Suggestive Symbolism.—The significance of baptism is suggested by the very career of that Divine Being whose descent from heaven to earth, and whose ascent from earth into heaven, is the sum and substance of the Gospel story. His experience from the time he left his celestial throne, to the time he returned thither, was it not a descending below, and a rising above, all things? Did he not lay down his life and take it up again, as the Father had done before him? Is it not just possible that baptism was instituted to symbolize this mighty birth, this mortal burial, with its immortal resurrection?
When the Gods sat in council to consider the creation and redemption of this planet, what was their great thought and the theme of their deliberations? Was it not a going down and a coming back—not only on their part, for creative and redemptive purposes, but also on the part of their offspring, for purposes of experience and progression? What wonder, then, if in the gospel plan, whereby the spirits of men and women might accomplish this foreordained descent into, and ascent out of, the world, there should be an ordinance symbolical of the vast vicissitude?
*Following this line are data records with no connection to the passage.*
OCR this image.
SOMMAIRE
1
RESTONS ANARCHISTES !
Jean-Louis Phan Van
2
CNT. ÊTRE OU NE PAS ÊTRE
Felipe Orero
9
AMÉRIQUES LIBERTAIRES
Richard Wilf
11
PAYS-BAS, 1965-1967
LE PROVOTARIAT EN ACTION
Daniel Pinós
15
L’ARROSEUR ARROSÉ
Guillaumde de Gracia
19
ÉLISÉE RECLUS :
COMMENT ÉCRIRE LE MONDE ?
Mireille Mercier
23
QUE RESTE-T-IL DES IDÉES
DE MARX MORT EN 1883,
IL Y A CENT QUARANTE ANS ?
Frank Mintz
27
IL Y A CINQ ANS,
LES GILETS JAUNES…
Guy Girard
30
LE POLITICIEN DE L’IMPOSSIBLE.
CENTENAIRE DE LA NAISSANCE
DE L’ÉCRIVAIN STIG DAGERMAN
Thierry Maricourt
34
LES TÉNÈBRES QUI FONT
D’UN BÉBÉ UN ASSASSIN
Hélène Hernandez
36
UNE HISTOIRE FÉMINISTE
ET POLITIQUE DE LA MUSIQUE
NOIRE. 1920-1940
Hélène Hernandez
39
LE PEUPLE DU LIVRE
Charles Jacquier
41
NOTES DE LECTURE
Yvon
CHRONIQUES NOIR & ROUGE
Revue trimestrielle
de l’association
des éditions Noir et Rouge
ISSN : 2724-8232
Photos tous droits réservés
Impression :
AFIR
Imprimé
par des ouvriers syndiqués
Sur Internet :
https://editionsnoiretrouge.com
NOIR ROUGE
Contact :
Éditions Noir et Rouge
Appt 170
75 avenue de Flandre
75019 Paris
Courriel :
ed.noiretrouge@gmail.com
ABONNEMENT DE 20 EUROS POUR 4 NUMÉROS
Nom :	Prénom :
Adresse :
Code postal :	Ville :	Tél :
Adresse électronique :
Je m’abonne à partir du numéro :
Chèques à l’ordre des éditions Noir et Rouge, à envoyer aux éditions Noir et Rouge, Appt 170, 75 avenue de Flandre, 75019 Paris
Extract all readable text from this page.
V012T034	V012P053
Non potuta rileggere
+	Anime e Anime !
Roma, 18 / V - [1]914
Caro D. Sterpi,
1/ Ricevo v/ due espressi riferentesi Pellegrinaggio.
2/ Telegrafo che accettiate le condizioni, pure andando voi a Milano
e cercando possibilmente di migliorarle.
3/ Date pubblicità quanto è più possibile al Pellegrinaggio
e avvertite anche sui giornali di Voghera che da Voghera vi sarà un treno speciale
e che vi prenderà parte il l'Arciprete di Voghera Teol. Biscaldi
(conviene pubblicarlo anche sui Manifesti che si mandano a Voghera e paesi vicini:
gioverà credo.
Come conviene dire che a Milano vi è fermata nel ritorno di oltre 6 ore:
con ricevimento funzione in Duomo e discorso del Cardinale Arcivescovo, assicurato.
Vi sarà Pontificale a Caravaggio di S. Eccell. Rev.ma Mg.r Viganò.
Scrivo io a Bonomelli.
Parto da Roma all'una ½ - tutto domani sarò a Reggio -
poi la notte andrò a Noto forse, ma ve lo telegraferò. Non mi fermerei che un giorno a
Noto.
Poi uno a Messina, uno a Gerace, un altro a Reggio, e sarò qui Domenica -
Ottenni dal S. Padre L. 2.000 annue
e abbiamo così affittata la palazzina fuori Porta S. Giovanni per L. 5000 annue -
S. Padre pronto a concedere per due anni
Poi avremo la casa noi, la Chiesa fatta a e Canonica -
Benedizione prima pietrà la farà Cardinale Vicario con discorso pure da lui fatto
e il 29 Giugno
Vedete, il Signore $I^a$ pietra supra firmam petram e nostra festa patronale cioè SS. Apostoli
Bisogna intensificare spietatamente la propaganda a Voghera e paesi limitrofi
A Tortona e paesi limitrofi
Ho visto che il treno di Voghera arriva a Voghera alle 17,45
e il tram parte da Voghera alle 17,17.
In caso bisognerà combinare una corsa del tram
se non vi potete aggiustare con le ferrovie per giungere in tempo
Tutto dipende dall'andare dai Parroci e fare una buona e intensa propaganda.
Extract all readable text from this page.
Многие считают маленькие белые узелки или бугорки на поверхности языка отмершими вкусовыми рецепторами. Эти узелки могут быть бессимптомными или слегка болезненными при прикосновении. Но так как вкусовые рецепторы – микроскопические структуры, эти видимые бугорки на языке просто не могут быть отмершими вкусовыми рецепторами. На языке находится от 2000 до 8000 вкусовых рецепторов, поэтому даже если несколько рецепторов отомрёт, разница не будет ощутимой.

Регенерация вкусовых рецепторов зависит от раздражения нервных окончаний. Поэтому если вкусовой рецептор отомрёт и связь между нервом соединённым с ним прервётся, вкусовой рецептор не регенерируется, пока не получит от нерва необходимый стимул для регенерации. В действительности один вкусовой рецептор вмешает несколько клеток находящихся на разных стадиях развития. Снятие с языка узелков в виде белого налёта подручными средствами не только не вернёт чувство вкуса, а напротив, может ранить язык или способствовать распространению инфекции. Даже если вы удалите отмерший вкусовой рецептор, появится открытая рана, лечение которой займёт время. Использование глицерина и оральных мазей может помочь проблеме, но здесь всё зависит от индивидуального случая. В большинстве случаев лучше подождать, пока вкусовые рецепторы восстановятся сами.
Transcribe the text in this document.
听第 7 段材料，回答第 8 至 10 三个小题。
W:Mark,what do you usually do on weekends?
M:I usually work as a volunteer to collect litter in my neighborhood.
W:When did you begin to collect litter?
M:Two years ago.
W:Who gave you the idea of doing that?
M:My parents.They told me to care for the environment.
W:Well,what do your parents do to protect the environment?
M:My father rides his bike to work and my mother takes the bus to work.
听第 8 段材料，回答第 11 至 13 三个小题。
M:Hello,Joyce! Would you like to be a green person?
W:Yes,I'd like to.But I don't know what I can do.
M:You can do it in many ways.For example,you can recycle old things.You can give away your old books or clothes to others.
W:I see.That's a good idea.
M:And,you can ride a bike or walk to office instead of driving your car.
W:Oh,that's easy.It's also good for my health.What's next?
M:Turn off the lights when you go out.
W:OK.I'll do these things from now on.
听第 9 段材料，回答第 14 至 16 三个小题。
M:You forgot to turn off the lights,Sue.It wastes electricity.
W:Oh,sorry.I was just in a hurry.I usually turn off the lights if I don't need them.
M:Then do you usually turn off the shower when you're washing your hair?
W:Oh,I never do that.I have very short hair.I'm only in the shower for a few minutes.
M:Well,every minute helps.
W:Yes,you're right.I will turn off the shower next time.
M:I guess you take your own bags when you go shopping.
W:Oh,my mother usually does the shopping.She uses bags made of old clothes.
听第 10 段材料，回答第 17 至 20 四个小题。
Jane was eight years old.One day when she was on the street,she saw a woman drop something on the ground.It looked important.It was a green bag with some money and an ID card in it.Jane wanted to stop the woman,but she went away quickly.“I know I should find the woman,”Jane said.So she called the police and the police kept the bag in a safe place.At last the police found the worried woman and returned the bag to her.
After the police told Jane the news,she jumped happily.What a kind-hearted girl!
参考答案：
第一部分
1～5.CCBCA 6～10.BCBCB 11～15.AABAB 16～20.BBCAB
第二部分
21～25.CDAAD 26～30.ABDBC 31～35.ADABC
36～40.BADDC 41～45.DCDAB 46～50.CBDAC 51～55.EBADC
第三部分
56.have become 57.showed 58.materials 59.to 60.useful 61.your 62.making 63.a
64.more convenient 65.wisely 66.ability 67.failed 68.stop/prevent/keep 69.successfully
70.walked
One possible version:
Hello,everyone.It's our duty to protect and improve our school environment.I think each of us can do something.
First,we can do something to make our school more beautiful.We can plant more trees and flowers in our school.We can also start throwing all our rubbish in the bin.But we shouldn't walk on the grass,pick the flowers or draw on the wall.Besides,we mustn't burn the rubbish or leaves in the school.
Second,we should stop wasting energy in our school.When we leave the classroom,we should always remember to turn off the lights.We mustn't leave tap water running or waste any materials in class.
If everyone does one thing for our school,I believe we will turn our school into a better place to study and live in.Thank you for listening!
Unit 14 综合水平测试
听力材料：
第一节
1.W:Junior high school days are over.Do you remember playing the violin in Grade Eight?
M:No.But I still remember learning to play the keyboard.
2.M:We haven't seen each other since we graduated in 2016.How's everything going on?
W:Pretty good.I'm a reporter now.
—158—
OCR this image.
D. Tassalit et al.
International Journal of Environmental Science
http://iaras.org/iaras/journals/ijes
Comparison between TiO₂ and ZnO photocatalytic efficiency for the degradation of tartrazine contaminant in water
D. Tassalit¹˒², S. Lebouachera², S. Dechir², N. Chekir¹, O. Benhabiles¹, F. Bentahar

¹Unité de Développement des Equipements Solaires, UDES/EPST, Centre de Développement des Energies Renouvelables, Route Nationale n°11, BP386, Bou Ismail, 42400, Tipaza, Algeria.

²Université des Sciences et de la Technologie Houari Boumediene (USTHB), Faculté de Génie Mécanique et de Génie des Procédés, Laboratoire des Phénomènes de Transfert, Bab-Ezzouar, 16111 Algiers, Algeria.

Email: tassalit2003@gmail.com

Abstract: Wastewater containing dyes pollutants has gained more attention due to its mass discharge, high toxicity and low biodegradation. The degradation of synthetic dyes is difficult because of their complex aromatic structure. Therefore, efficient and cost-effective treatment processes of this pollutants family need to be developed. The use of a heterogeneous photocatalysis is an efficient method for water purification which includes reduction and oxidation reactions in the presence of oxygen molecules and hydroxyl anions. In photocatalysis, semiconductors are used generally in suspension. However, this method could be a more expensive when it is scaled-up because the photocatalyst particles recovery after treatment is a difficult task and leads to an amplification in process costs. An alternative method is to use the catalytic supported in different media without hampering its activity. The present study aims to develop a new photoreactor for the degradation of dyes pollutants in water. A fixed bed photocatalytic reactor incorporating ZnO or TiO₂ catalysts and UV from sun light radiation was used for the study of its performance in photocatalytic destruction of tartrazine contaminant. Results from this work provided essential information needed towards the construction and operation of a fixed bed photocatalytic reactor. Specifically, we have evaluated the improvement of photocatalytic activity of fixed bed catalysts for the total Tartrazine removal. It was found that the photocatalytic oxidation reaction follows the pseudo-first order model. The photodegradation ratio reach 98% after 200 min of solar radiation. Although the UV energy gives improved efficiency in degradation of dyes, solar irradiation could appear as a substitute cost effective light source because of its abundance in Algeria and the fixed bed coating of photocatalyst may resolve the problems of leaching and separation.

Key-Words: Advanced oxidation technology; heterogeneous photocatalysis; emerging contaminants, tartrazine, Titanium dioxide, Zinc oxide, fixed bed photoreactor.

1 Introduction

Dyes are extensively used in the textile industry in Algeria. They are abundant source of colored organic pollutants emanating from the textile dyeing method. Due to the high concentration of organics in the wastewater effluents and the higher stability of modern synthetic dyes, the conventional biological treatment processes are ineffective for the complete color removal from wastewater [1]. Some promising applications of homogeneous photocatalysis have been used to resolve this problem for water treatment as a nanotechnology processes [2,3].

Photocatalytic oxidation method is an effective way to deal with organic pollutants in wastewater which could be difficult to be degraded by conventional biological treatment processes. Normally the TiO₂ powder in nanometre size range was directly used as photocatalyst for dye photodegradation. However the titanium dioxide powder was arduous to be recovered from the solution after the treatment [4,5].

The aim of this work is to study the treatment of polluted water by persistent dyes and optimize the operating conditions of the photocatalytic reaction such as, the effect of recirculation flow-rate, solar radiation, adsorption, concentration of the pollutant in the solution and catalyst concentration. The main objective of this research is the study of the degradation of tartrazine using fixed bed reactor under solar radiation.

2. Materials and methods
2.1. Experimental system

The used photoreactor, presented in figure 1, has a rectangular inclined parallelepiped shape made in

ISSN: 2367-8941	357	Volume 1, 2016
Moreover, in the symbolism of the scriptures this world is represented by water. "In the beginning God created the heaven and the earth, and the earth was without form and void, and darkness was upon the face of the deep, and the Spirit of God moved upon the face of the waters." Here, at the very dawn of creation, are the two principles or elements—spirit and water—with which baptisms are performed—one creative, the other creatable; one representing heaven, the other, earth. Note the reference in Daniel (7) to beasts, representing earthly governments, coming up from the sea. Note the Savior's parable, likening the kingdom of heaven to a net cast into the sea; the sea symbolizing the world, the fishes, the souls drawn out of the world. Note also Revelation (13) where a beast representing anti-Christ, rises out of the sea: and (17) where a woman, the Mother of Harlots, representing a great city reigning over the kings of the earth, is described as "sitting upon many waters"—the waters signifying "peoples and multitudes and nations and tongues."
Much of the body of this world—the physical frame of a spiritual creation—is water, even parts of it that seem solid. Science so affirms, and who can gainsay it? Walt Whitman, that eccentric poetic genius, speaks of "the slumbering and liquid trees." Thales, the founder of Greek philosophy, started out with the proposition: "All things are water." He ascribed to water the powers of creation, supposing that he had found in it the primal element, or great first cause. He omitted the real creative principle—the Spirit of God, which in the beginning "moved upon the face of the waters," or as Milton says, "dove-like sat brooding on the vast abyss." Thales being a physicist, took no account of the spiritual. Geology asserts that the earth was once submerged in water. The scriptures also declare it, and without reference to the deluge. "Let the dry land appear!"—the very words suggest baptism, birth, creation—the emergence of a primitive planet from the womb of the waters. Water, symbolically if not literally, represents the temporal part of creation, including the body or mortal part of man.
Is not baptism, therefore, in its two-fold character and significance, suggestive of the soul's passing out from this watery world, into the spirit world, and thence, by resurrection, into eternal glory? It is only a suggestion, but it seems to emphasize, for me, the reason why the doorway to the Church and Kingdom of God is a double doorway, a dual birth, a baptism of Water and of the Spirit?